Out of curiosity, is the example above a theoretical case that may trigger the bug, or did it actually crash on Scala 2.8?

scabug commented 14 years ago

@gaydenko said: Real

java.lang.NoSuchMethodException: [I.length()

with r19246.

scabug commented 14 years ago

@dubochet said: Fixed in r19444 for all three dispatching method (no-cache, mono-cache, and poly-cache).

Please note: I looked at the generated bytecode, and it seems correct to me. I am, however, no expert in weird multithreaded behaviours of the JVM. And I cannot reproduce the bug. It would be helpful if someone more expert than me can confirm that the generated bytecode is now OK with respect that this bug.

scabug commented 14 years ago

@gaydenko said: Sorry, still reproducable (I mean David's Structural test case) with r19445.
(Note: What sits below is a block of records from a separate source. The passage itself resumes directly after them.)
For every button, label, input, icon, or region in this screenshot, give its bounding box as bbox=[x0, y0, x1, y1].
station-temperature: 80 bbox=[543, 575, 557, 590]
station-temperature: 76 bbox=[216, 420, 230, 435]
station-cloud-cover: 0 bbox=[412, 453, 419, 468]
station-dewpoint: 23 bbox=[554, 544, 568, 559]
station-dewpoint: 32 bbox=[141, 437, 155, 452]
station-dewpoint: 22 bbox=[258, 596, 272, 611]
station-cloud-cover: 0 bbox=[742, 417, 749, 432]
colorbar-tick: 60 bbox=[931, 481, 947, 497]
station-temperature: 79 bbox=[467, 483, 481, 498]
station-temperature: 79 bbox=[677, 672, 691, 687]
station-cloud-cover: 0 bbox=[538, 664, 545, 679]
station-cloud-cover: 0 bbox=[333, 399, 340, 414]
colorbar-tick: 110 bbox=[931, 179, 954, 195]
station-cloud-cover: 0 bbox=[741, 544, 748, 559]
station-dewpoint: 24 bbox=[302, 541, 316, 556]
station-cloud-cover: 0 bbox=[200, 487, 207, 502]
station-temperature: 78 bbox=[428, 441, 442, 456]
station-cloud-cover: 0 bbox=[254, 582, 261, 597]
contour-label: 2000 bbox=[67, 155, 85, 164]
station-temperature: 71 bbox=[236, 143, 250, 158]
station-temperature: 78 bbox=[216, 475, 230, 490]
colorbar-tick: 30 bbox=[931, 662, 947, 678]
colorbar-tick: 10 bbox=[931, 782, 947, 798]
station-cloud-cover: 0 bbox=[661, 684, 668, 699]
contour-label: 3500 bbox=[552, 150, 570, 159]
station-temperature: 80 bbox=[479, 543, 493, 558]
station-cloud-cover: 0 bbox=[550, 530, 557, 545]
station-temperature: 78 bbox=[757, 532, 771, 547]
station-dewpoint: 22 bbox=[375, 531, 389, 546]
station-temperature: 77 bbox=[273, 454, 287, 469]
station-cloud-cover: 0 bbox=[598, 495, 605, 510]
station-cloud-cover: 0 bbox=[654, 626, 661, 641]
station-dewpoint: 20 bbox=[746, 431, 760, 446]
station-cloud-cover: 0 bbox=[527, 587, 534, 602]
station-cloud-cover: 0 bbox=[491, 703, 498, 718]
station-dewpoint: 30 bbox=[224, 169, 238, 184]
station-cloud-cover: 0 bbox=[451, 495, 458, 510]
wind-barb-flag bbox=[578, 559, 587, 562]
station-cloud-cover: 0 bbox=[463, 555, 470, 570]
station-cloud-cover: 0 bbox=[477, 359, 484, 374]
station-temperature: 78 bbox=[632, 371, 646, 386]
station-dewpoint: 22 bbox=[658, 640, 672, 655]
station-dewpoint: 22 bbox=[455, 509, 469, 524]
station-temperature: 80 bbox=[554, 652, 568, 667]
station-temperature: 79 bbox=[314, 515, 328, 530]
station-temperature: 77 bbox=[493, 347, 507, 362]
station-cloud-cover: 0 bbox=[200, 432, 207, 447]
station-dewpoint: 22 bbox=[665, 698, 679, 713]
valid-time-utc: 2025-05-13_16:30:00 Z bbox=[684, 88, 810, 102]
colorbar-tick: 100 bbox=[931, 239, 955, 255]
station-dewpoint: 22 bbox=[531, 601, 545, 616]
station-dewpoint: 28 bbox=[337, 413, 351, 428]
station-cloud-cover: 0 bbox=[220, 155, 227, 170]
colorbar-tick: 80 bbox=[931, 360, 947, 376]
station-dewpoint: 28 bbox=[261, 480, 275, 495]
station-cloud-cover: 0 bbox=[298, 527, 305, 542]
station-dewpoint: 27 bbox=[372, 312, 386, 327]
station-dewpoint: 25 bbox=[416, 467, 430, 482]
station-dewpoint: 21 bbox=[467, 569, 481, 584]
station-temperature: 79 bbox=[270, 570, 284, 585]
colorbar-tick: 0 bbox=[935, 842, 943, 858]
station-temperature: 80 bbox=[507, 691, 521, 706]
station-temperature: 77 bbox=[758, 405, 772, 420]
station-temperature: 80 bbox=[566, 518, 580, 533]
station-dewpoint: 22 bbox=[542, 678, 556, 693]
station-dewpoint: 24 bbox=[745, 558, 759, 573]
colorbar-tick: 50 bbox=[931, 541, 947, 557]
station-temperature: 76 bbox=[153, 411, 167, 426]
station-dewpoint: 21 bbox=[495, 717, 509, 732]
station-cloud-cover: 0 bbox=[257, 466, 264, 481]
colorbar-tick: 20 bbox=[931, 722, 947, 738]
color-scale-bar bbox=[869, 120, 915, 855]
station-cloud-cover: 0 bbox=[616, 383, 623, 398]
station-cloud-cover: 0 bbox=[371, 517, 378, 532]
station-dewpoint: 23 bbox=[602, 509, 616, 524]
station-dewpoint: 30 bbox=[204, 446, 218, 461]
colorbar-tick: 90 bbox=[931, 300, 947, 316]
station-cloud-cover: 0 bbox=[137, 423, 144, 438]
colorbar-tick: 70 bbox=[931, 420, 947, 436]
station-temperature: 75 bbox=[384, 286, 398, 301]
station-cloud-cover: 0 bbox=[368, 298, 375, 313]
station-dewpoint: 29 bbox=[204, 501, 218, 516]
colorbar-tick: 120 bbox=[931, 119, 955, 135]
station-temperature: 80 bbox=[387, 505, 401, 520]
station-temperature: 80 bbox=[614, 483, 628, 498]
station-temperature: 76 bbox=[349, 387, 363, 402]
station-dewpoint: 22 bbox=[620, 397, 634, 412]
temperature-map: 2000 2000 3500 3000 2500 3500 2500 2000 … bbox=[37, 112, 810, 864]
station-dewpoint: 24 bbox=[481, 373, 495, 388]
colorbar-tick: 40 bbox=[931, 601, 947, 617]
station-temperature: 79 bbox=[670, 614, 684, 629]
scabug commented 14 years ago

@dubochet said: Anli, the problem you mention is in fact a symptom of the latest version of issue #451 (which breaks in new and improved ways following the recent changes in the compilation of Arrays). If you remove the call to getLen(Array(1,2,3)) from David's example, you will find that NoSuchMethodException: [I.length() does not occur, even before the fix in r19444.

As for the thread-safety issue, I still think is fixed. If there is someone who did reliably encounter it on some given hardware, I'd be thankful for him to test it and confirm that the bug is fixed. Otherwise, an expert in concurrent Java (I am not) should have a detailed look at the generated bytecode.

scabug commented 14 years ago

@gaydenko said: Aha, I see, thanks. I can not reproduce NSME with that getLen(Array(1,2,3) call removed.